< Markus 5 >

1 Zo kwamen zij aan de overkant van het meer in het land der Gerasenen.
On the other side of the sea, they arrived in the region of the Gerasenes.
2 Zodra Hij het schip verliet, kwam Hem uit de grafspelonken een man tegemoet, die door een onreinen geest was bezeten.
As soon as Jesus got out of the boat, He was met by a man with an unclean spirit, who was coming from the tombs.
3 Hij had zijn verblijf in de graven, en niemand kon hem zelfs met ketens meer binden;
This man had been living in the tombs and could no longer be restrained, even with chains.
4 meermalen reeds was hij met voetboeien en ketens gebonden, maar hij had de ketens stuk getrokken en de voetboeien verbroken.
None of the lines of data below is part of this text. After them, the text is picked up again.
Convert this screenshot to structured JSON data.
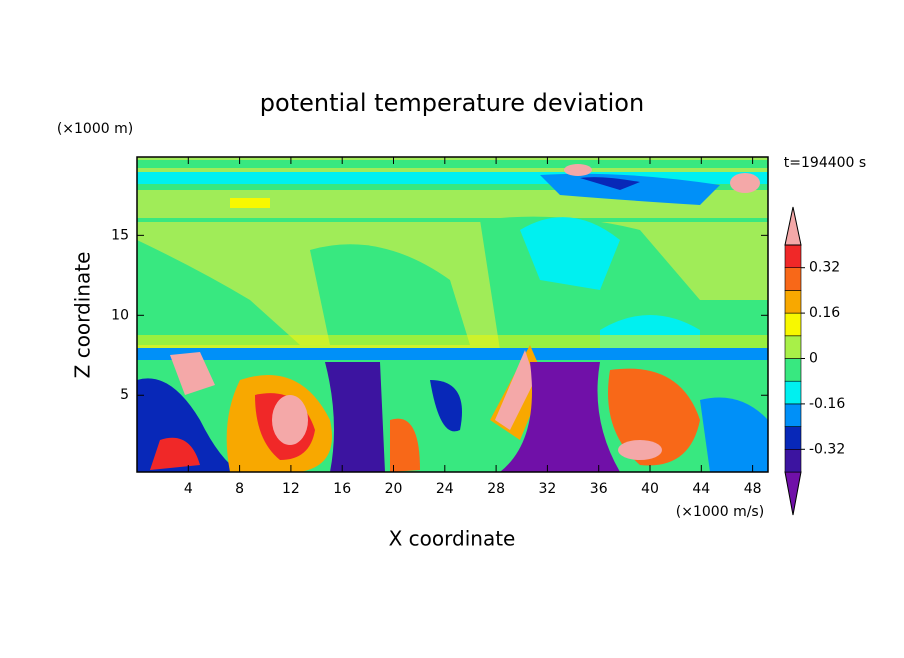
{
  "chart_data": {
    "type": "contour",
    "title": "potential temperature deviation",
    "xlabel": "X coordinate",
    "ylabel": "Z coordinate",
    "xunit": "(×1000 m/s)",
    "yunit": "(×1000 m)",
    "annotation": "t=194400 s",
    "xlim": [
      0,
      49.2
    ],
    "ylim": [
      0.2,
      19.9
    ],
    "xticks": [
      4,
      8,
      12,
      16,
      20,
      24,
      28,
      32,
      36,
      40,
      44,
      48
    ],
    "yticks": [
      5,
      10,
      15
    ],
    "colorbar": {
      "levels": [
        -0.4,
        -0.32,
        -0.24,
        -0.16,
        -0.08,
        0,
        0.08,
        0.16,
        0.24,
        0.32,
        0.4
      ],
      "colors": [
        "#7010a8",
        "#3c14a0",
        "#0828b8",
        "#0090f8",
        "#00f0f0",
        "#38e880",
        "#a8f048",
        "#f8f800",
        "#f8a800",
        "#f86818",
        "#f02828",
        "#f4a8a8"
      ],
      "ticks": [
        -0.32,
        -0.16,
        0,
        0.16,
        0.32
      ]
    }
  }
}
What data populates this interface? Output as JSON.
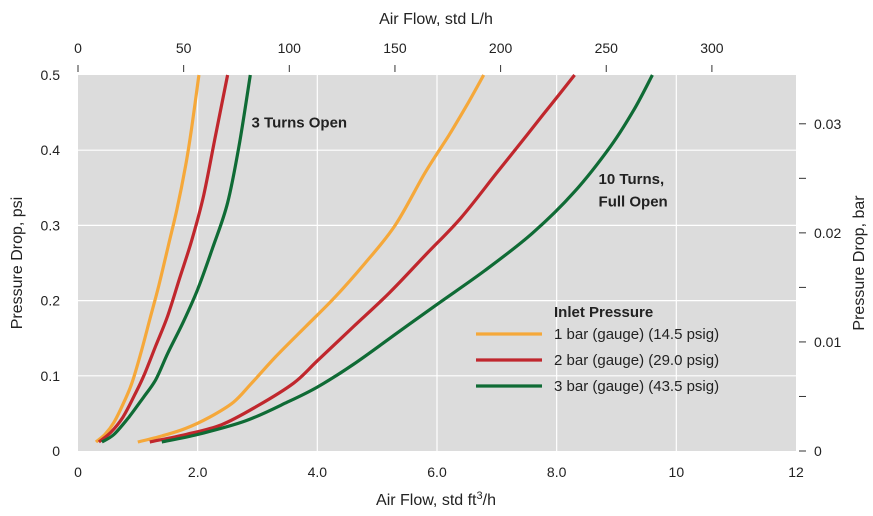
{
  "chart_data": {
    "type": "line",
    "xlabel_bottom": "Air Flow, std ft",
    "xlabel_bottom_sup": "3",
    "xlabel_bottom_suffix": "/h",
    "xlabel_top": "Air Flow, std L/h",
    "ylabel_left": "Pressure Drop, psi",
    "ylabel_right": "Pressure Drop, bar",
    "xlim": [
      0,
      12
    ],
    "ylim": [
      0,
      0.5
    ],
    "x_ticks": [
      0,
      2,
      4,
      6,
      8,
      10,
      12
    ],
    "x_tick_labels": [
      "0",
      "2.0",
      "4.0",
      "6.0",
      "8.0",
      "10",
      "12"
    ],
    "y_ticks": [
      0,
      0.1,
      0.2,
      0.3,
      0.4,
      0.5
    ],
    "y_tick_labels": [
      "0",
      "0.1",
      "0.2",
      "0.3",
      "0.4",
      "0.5"
    ],
    "top_ticks": [
      0,
      50,
      100,
      150,
      200,
      250,
      300
    ],
    "top_tick_labels": [
      "0",
      "50",
      "100",
      "150",
      "200",
      "250",
      "300"
    ],
    "right_ticks": [
      0,
      0.005,
      0.01,
      0.015,
      0.02,
      0.025,
      0.03
    ],
    "right_tick_labels": [
      "0",
      "",
      "0.01",
      "",
      "0.02",
      "",
      "0.03"
    ],
    "grid": true,
    "legend_title": "Inlet Pressure",
    "legend_position": "center-right",
    "annotations": [
      {
        "text": "3 Turns Open",
        "x": 2.9,
        "y": 0.43
      },
      {
        "text": "10 Turns,",
        "x": 8.7,
        "y": 0.355
      },
      {
        "text": "Full Open",
        "x": 8.7,
        "y": 0.325
      }
    ],
    "series": [
      {
        "name": "1 bar (gauge) (14.5 psig)",
        "color": "#F5A83A",
        "group": "3 Turns Open",
        "x": [
          0.3,
          0.45,
          0.6,
          0.75,
          0.9,
          1.05,
          1.2,
          1.35,
          1.5,
          1.65,
          1.8,
          1.9,
          2.02
        ],
        "y": [
          0.012,
          0.022,
          0.038,
          0.062,
          0.09,
          0.13,
          0.175,
          0.22,
          0.27,
          0.32,
          0.38,
          0.43,
          0.5
        ]
      },
      {
        "name": "2 bar (gauge) (29.0 psig)",
        "color": "#C0272D",
        "group": "3 Turns Open",
        "x": [
          0.35,
          0.55,
          0.75,
          0.95,
          1.1,
          1.3,
          1.5,
          1.7,
          1.9,
          2.1,
          2.3,
          2.5
        ],
        "y": [
          0.012,
          0.025,
          0.045,
          0.075,
          0.1,
          0.14,
          0.18,
          0.23,
          0.28,
          0.34,
          0.42,
          0.5
        ]
      },
      {
        "name": "3 bar (gauge) (43.5 psig)",
        "color": "#0F6B35",
        "group": "3 Turns Open",
        "x": [
          0.4,
          0.6,
          0.85,
          1.1,
          1.3,
          1.5,
          1.75,
          2.0,
          2.25,
          2.5,
          2.7,
          2.88
        ],
        "y": [
          0.012,
          0.022,
          0.045,
          0.072,
          0.095,
          0.13,
          0.17,
          0.215,
          0.27,
          0.33,
          0.41,
          0.5
        ]
      },
      {
        "name": "1 bar (gauge) (14.5 psig)",
        "color": "#F5A83A",
        "group": "10 Turns, Full Open",
        "x": [
          1.0,
          1.4,
          1.8,
          2.2,
          2.6,
          2.9,
          3.3,
          3.8,
          4.3,
          4.8,
          5.3,
          5.8,
          6.2,
          6.5,
          6.78
        ],
        "y": [
          0.012,
          0.02,
          0.03,
          0.045,
          0.065,
          0.09,
          0.125,
          0.165,
          0.205,
          0.25,
          0.3,
          0.37,
          0.42,
          0.46,
          0.5
        ]
      },
      {
        "name": "2 bar (gauge) (29.0 psig)",
        "color": "#C0272D",
        "group": "10 Turns, Full Open",
        "x": [
          1.2,
          1.8,
          2.4,
          3.0,
          3.6,
          4.0,
          4.6,
          5.2,
          5.8,
          6.4,
          7.0,
          7.5,
          7.9,
          8.3
        ],
        "y": [
          0.012,
          0.022,
          0.035,
          0.06,
          0.09,
          0.12,
          0.165,
          0.21,
          0.26,
          0.31,
          0.37,
          0.42,
          0.46,
          0.5
        ]
      },
      {
        "name": "3 bar (gauge) (43.5 psig)",
        "color": "#0F6B35",
        "group": "10 Turns, Full Open",
        "x": [
          1.4,
          2.0,
          2.8,
          3.5,
          4.0,
          4.6,
          5.3,
          6.0,
          6.8,
          7.6,
          8.3,
          8.9,
          9.3,
          9.6
        ],
        "y": [
          0.012,
          0.022,
          0.04,
          0.065,
          0.085,
          0.115,
          0.155,
          0.195,
          0.24,
          0.29,
          0.345,
          0.405,
          0.455,
          0.5
        ]
      }
    ]
  }
}
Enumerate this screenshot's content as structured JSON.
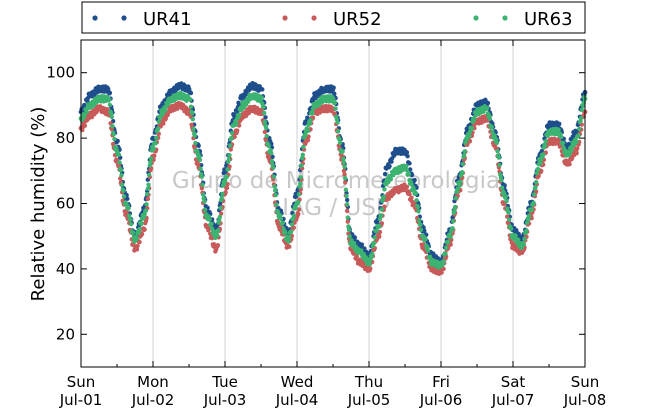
{
  "chart_data": {
    "type": "scatter",
    "title": "",
    "xlabel": "",
    "ylabel": "Relative humidity (%)",
    "ylim": [
      10,
      110
    ],
    "xlim": [
      "2000-07-01",
      "2000-07-08"
    ],
    "y_ticks": [
      20,
      40,
      60,
      80,
      100
    ],
    "x_ticks": [
      {
        "date": "2000-07-01",
        "day": "Sun",
        "label": "Jul-01"
      },
      {
        "date": "2000-07-02",
        "day": "Mon",
        "label": "Jul-02"
      },
      {
        "date": "2000-07-03",
        "day": "Tue",
        "label": "Jul-03"
      },
      {
        "date": "2000-07-04",
        "day": "Wed",
        "label": "Jul-04"
      },
      {
        "date": "2000-07-05",
        "day": "Thu",
        "label": "Jul-05"
      },
      {
        "date": "2000-07-06",
        "day": "Fri",
        "label": "Jul-06"
      },
      {
        "date": "2000-07-07",
        "day": "Sat",
        "label": "Jul-07"
      },
      {
        "date": "2000-07-08",
        "day": "Sun",
        "label": "Jul-08"
      }
    ],
    "grid": "vertical",
    "legend_position": "top",
    "watermark": [
      "Grupo de Micrometeorologia",
      "IAG / USP"
    ],
    "series": [
      {
        "name": "UR41",
        "color": "#1f4e8c",
        "x": [
          "2000-07-01 00:00",
          "2000-07-01 03:00",
          "2000-07-01 06:00",
          "2000-07-01 09:00",
          "2000-07-01 12:00",
          "2000-07-01 15:00",
          "2000-07-01 18:00",
          "2000-07-01 21:00",
          "2000-07-02 00:00",
          "2000-07-02 03:00",
          "2000-07-02 06:00",
          "2000-07-02 09:00",
          "2000-07-02 12:00",
          "2000-07-02 15:00",
          "2000-07-02 18:00",
          "2000-07-02 21:00",
          "2000-07-03 00:00",
          "2000-07-03 03:00",
          "2000-07-03 06:00",
          "2000-07-03 09:00",
          "2000-07-03 12:00",
          "2000-07-03 15:00",
          "2000-07-03 18:00",
          "2000-07-03 21:00",
          "2000-07-04 00:00",
          "2000-07-04 03:00",
          "2000-07-04 06:00",
          "2000-07-04 09:00",
          "2000-07-04 12:00",
          "2000-07-04 15:00",
          "2000-07-04 18:00",
          "2000-07-04 21:00",
          "2000-07-05 00:00",
          "2000-07-05 03:00",
          "2000-07-05 06:00",
          "2000-07-05 09:00",
          "2000-07-05 12:00",
          "2000-07-05 15:00",
          "2000-07-05 18:00",
          "2000-07-05 21:00",
          "2000-07-06 00:00",
          "2000-07-06 03:00",
          "2000-07-06 06:00",
          "2000-07-06 09:00",
          "2000-07-06 12:00",
          "2000-07-06 15:00",
          "2000-07-06 18:00",
          "2000-07-06 21:00",
          "2000-07-07 00:00",
          "2000-07-07 03:00",
          "2000-07-07 06:00",
          "2000-07-07 09:00",
          "2000-07-07 12:00",
          "2000-07-07 15:00",
          "2000-07-07 18:00",
          "2000-07-07 21:00",
          "2000-07-08 00:00"
        ],
        "y": [
          88,
          93,
          95,
          95,
          79,
          62,
          50,
          58,
          80,
          90,
          94,
          96,
          95,
          78,
          58,
          52,
          70,
          87,
          93,
          96,
          95,
          79,
          58,
          51,
          63,
          85,
          93,
          95,
          95,
          78,
          50,
          47,
          44,
          55,
          71,
          76,
          76,
          67,
          52,
          44,
          42,
          52,
          68,
          83,
          90,
          91,
          82,
          65,
          52,
          49,
          60,
          75,
          84,
          84,
          77,
          82,
          94
        ]
      },
      {
        "name": "UR52",
        "color": "#c85a5a",
        "x": [
          "2000-07-01 00:00",
          "2000-07-01 03:00",
          "2000-07-01 06:00",
          "2000-07-01 09:00",
          "2000-07-01 12:00",
          "2000-07-01 15:00",
          "2000-07-01 18:00",
          "2000-07-01 21:00",
          "2000-07-02 00:00",
          "2000-07-02 03:00",
          "2000-07-02 06:00",
          "2000-07-02 09:00",
          "2000-07-02 12:00",
          "2000-07-02 15:00",
          "2000-07-02 18:00",
          "2000-07-02 21:00",
          "2000-07-03 00:00",
          "2000-07-03 03:00",
          "2000-07-03 06:00",
          "2000-07-03 09:00",
          "2000-07-03 12:00",
          "2000-07-03 15:00",
          "2000-07-03 18:00",
          "2000-07-03 21:00",
          "2000-07-04 00:00",
          "2000-07-04 03:00",
          "2000-07-04 06:00",
          "2000-07-04 09:00",
          "2000-07-04 12:00",
          "2000-07-04 15:00",
          "2000-07-04 18:00",
          "2000-07-04 21:00",
          "2000-07-05 00:00",
          "2000-07-05 03:00",
          "2000-07-05 06:00",
          "2000-07-05 09:00",
          "2000-07-05 12:00",
          "2000-07-05 15:00",
          "2000-07-05 18:00",
          "2000-07-05 21:00",
          "2000-07-06 00:00",
          "2000-07-06 03:00",
          "2000-07-06 06:00",
          "2000-07-06 09:00",
          "2000-07-06 12:00",
          "2000-07-06 15:00",
          "2000-07-06 18:00",
          "2000-07-06 21:00",
          "2000-07-07 00:00",
          "2000-07-07 03:00",
          "2000-07-07 06:00",
          "2000-07-07 09:00",
          "2000-07-07 12:00",
          "2000-07-07 15:00",
          "2000-07-07 18:00",
          "2000-07-07 21:00",
          "2000-07-08 00:00"
        ],
        "y": [
          83,
          87,
          89,
          88,
          73,
          57,
          46,
          52,
          74,
          85,
          89,
          90,
          88,
          72,
          53,
          46,
          63,
          81,
          87,
          89,
          88,
          73,
          53,
          47,
          56,
          79,
          88,
          89,
          89,
          74,
          46,
          42,
          40,
          50,
          62,
          64,
          65,
          60,
          47,
          40,
          39,
          48,
          64,
          79,
          85,
          86,
          78,
          60,
          47,
          45,
          56,
          70,
          79,
          79,
          72,
          76,
          88
        ]
      },
      {
        "name": "UR63",
        "color": "#3cb371",
        "x": [
          "2000-07-01 00:00",
          "2000-07-01 03:00",
          "2000-07-01 06:00",
          "2000-07-01 09:00",
          "2000-07-01 12:00",
          "2000-07-01 15:00",
          "2000-07-01 18:00",
          "2000-07-01 21:00",
          "2000-07-02 00:00",
          "2000-07-02 03:00",
          "2000-07-02 06:00",
          "2000-07-02 09:00",
          "2000-07-02 12:00",
          "2000-07-02 15:00",
          "2000-07-02 18:00",
          "2000-07-02 21:00",
          "2000-07-03 00:00",
          "2000-07-03 03:00",
          "2000-07-03 06:00",
          "2000-07-03 09:00",
          "2000-07-03 12:00",
          "2000-07-03 15:00",
          "2000-07-03 18:00",
          "2000-07-03 21:00",
          "2000-07-04 00:00",
          "2000-07-04 03:00",
          "2000-07-04 06:00",
          "2000-07-04 09:00",
          "2000-07-04 12:00",
          "2000-07-04 15:00",
          "2000-07-04 18:00",
          "2000-07-04 21:00",
          "2000-07-05 00:00",
          "2000-07-05 03:00",
          "2000-07-05 06:00",
          "2000-07-05 09:00",
          "2000-07-05 12:00",
          "2000-07-05 15:00",
          "2000-07-05 18:00",
          "2000-07-05 21:00",
          "2000-07-06 00:00",
          "2000-07-06 03:00",
          "2000-07-06 06:00",
          "2000-07-06 09:00",
          "2000-07-06 12:00",
          "2000-07-06 15:00",
          "2000-07-06 18:00",
          "2000-07-06 21:00",
          "2000-07-07 00:00",
          "2000-07-07 03:00",
          "2000-07-07 06:00",
          "2000-07-07 09:00",
          "2000-07-07 12:00",
          "2000-07-07 15:00",
          "2000-07-07 18:00",
          "2000-07-07 21:00",
          "2000-07-08 00:00"
        ],
        "y": [
          86,
          90,
          92,
          92,
          76,
          60,
          49,
          56,
          77,
          88,
          92,
          93,
          92,
          75,
          56,
          50,
          67,
          84,
          90,
          93,
          92,
          76,
          56,
          49,
          60,
          82,
          90,
          92,
          92,
          76,
          48,
          45,
          42,
          53,
          67,
          70,
          71,
          64,
          50,
          42,
          41,
          50,
          66,
          81,
          88,
          89,
          80,
          63,
          50,
          47,
          58,
          73,
          82,
          82,
          75,
          79,
          92
        ]
      }
    ]
  }
}
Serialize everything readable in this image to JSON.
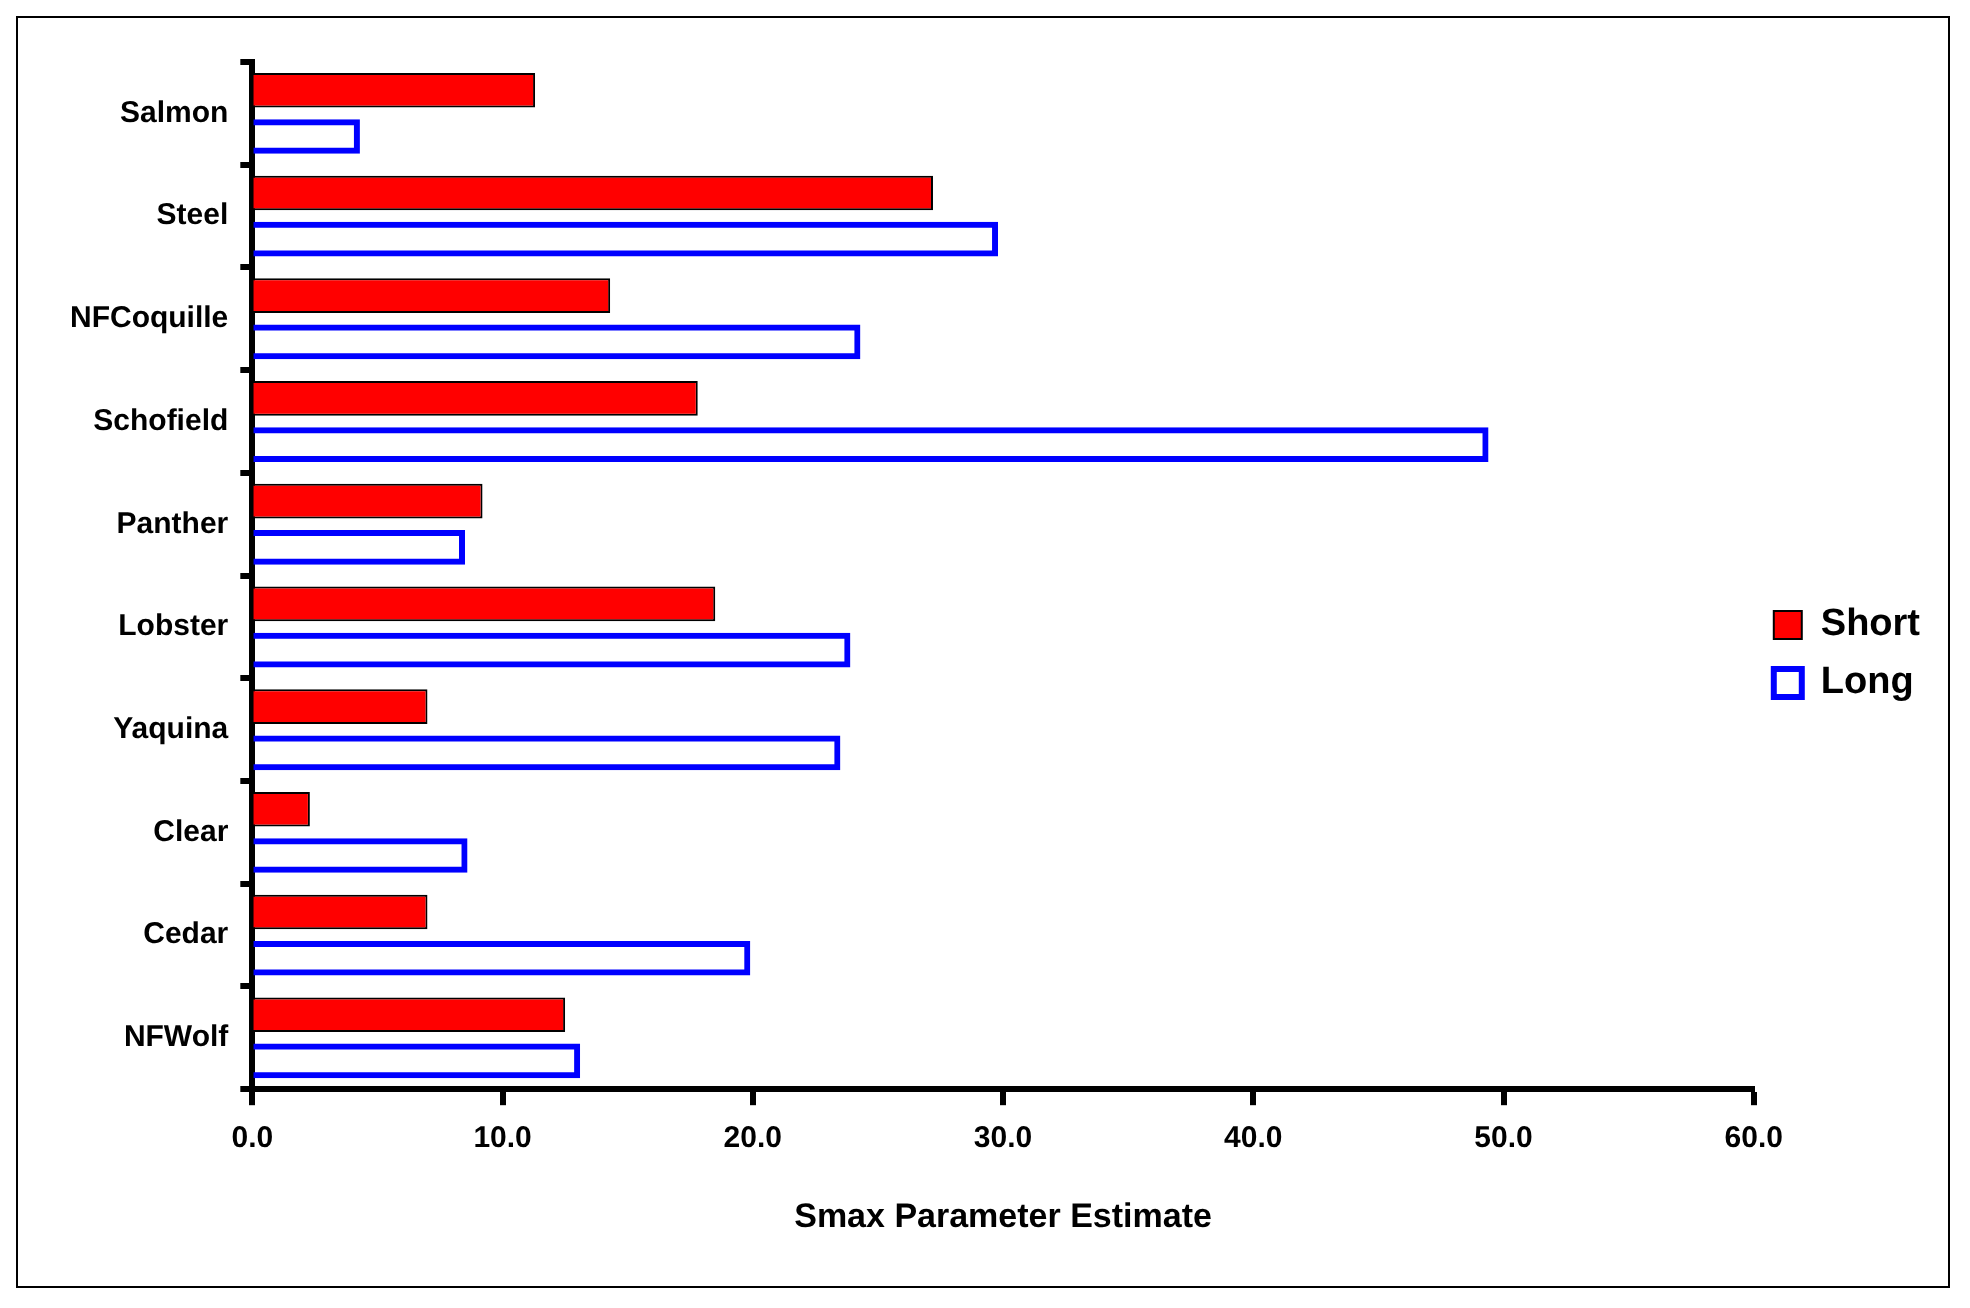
{
  "chart_data": {
    "type": "bar",
    "orientation": "horizontal",
    "xlabel": "Smax Parameter Estimate",
    "categories": [
      "Salmon",
      "Steel",
      "NFCoquille",
      "Schofield",
      "Panther",
      "Lobster",
      "Yaquina",
      "Clear",
      "Cedar",
      "NFWolf"
    ],
    "series": [
      {
        "name": "Short",
        "color": "#ff0000",
        "values": [
          11.3,
          27.2,
          14.3,
          17.8,
          9.2,
          18.5,
          7.0,
          2.3,
          7.0,
          12.5
        ]
      },
      {
        "name": "Long",
        "color": "#0000ff",
        "values": [
          4.3,
          29.8,
          24.3,
          49.4,
          8.5,
          23.9,
          23.5,
          8.6,
          19.9,
          13.1
        ]
      }
    ],
    "xlim": [
      0,
      60
    ],
    "xticks": [
      {
        "value": 0,
        "label": "0.0"
      },
      {
        "value": 10,
        "label": "10.0"
      },
      {
        "value": 20,
        "label": "20.0"
      },
      {
        "value": 30,
        "label": "30.0"
      },
      {
        "value": 40,
        "label": "40.0"
      },
      {
        "value": 50,
        "label": "50.0"
      },
      {
        "value": 60,
        "label": "60.0"
      }
    ],
    "grid": false,
    "legend": "right"
  }
}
Niemand was in staat hem te temmen.
Though he was often bound with chains and shackles, he had broken the chains and shattered the shackles. Now there was no one with the strength to subdue him.
5 Dag en nacht was hij in de grafspelonken en op de bergen, waar hij schreeuwde, en zich met stenen sloeg.
Night and day in the tombs and in the mountains he kept crying out and cutting himself with stones.
6 Toen hij van verre Jesus zag, snelde hij toe, viel voor Hem neer,
When the man saw Jesus from a distance, he ran and fell on his knees before Him.
7 en schreeuwde het uit: Wat hebt Gij met ons te maken, Jesus, Zoon van den Allerhoogsten God? Ik bezweer U bij God, mij niet te gaan kwellen.
And he shouted in a loud voice, “What do You want with me, Jesus, Son of the Most High God? I beg You before God not to torture me!”
8 Want Hij had hem gezegd: Onreine geest, ga uit van dien man!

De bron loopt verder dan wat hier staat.